As far as school goes, I really have no input on this as I have learned from just chefs I have worked under, but books provide a wealth of information a few to consider are:

The Professional Chef by The Culinary Instutite of America
Jacques Pépin's Complete Techniques by Jacques Pépin
On Food and Cooking: The Science and Lore of the Kitchen by Harold McGee

All are excellent books, the Pro Chef is a good book for anyone new to the biz, has lots of recipies and methodology, Techniques is more well rounded in the Techniques we use (obviously) like knife cuts, folding linen, different presentations on fish, how to smoke fish, etc and On Food and Cooking is really an organic chemistry that focuses on food and how we cook it, what happens to it, etc.

There is my .02 hope it helps you.


----------



## chef horn (Mar 18, 2005)

I get this question a lot from students I mentor.

some stats:

With degree Exec Chef title = approx. 5-8 years AFTER Grad.

On the Job training Exec Chef Title = approx. 10-15 years from first employment.

Please realize that these are averages and not set in concrete. Some people may NEVER have what it takes to become a chef while others may fly up the ranks in 2 years and get a lucky break.
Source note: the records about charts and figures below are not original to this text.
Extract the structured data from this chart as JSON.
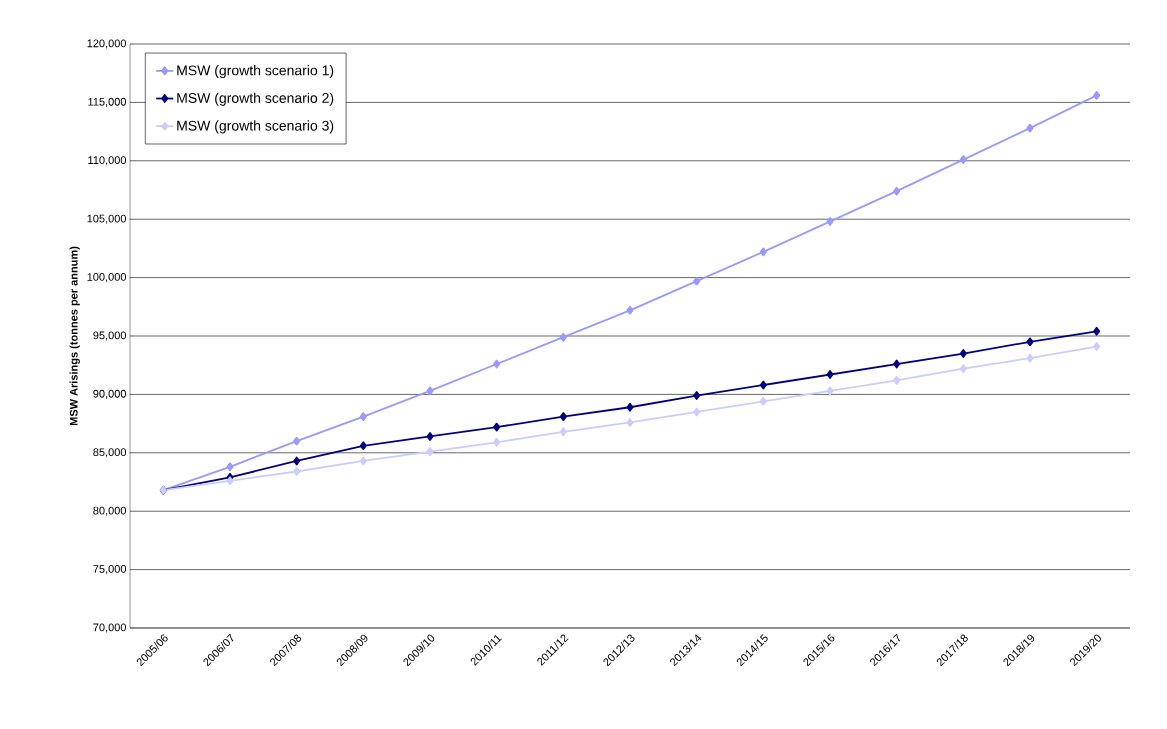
{
  "chart_data": {
    "type": "line",
    "ylabel": "MSW Arisings (tonnes per annum)",
    "categories": [
      "2005/06",
      "2006/07",
      "2007/08",
      "2008/09",
      "2009/10",
      "2010/11",
      "2011/12",
      "2012/13",
      "2013/14",
      "2014/15",
      "2015/16",
      "2016/17",
      "2017/18",
      "2018/19",
      "2019/20"
    ],
    "series": [
      {
        "name": "MSW (growth scenario 1)",
        "color": "#9999ff",
        "values": [
          81800,
          83800,
          86000,
          88100,
          90300,
          92600,
          94900,
          97200,
          99700,
          102200,
          104800,
          107400,
          110100,
          112800,
          115600
        ]
      },
      {
        "name": "MSW (growth scenario 2)",
        "color": "#000080",
        "values": [
          81800,
          82900,
          84300,
          85600,
          86400,
          87200,
          88100,
          88900,
          89900,
          90800,
          91700,
          92600,
          93500,
          94500,
          95400
        ]
      },
      {
        "name": "MSW (growth scenario 3)",
        "color": "#ccccff",
        "values": [
          81800,
          82600,
          83400,
          84300,
          85100,
          85900,
          86800,
          87600,
          88500,
          89400,
          90300,
          91200,
          92200,
          93100,
          94100
        ]
      }
    ],
    "ylim": [
      70000,
      120000
    ],
    "yticks": [
      {
        "value": 70000,
        "label": "70,000"
      },
      {
        "value": 75000,
        "label": "75,000"
      },
      {
        "value": 80000,
        "label": "80,000"
      },
      {
        "value": 85000,
        "label": "85,000"
      },
      {
        "value": 90000,
        "label": "90,000"
      },
      {
        "value": 95000,
        "label": "95,000"
      },
      {
        "value": 100000,
        "label": "100,000"
      },
      {
        "value": 105000,
        "label": "105,000"
      },
      {
        "value": 110000,
        "label": "110,000"
      },
      {
        "value": 115000,
        "label": "115,000"
      },
      {
        "value": 120000,
        "label": "120,000"
      }
    ],
    "grid": "y",
    "legend": "top left",
    "marker": "diamond",
    "line_style": "solid"
  }
}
before deciding... do these 3 things first:

1) Read Kitchen Confidential

2) Work in the best restaurant you can get into for free as a prep cook/dishwasher for at least 3 shifts.

3) As yourself this, "Would I rather be cooking for 15 hours a day in a hot kitchen for $10/hr, on weekends and holidays, getting cut and burned more than anything else in the world" because it's THIS kind of passion you will need to have to be successful as a fine dining chef.


----------



## mikeb (Jun 29, 2004)

I definitely vote for apprenticeship. I'm doing an apprenticeship right now, and although the work is very tough (15 hour days, 50-70 hour weeks), I'm much better because of it. 

I've worked with culinary school grads, been their Chef de partie, and unfortunately I have a much lower respect for schools now... Most seem stuck in the delusion that upon graduation, they are chefs. Many can't do the simplest of tasks, are slow, have shady technique, but think they know everything... 

Of course, you need to work for a good chef to get the most out of an apprenticeship, and I'm lucky enough to have worked for a very good, incredibly strict french chef. The best part, I'm getting paid to learn, and getting a much better education at the same time...


----------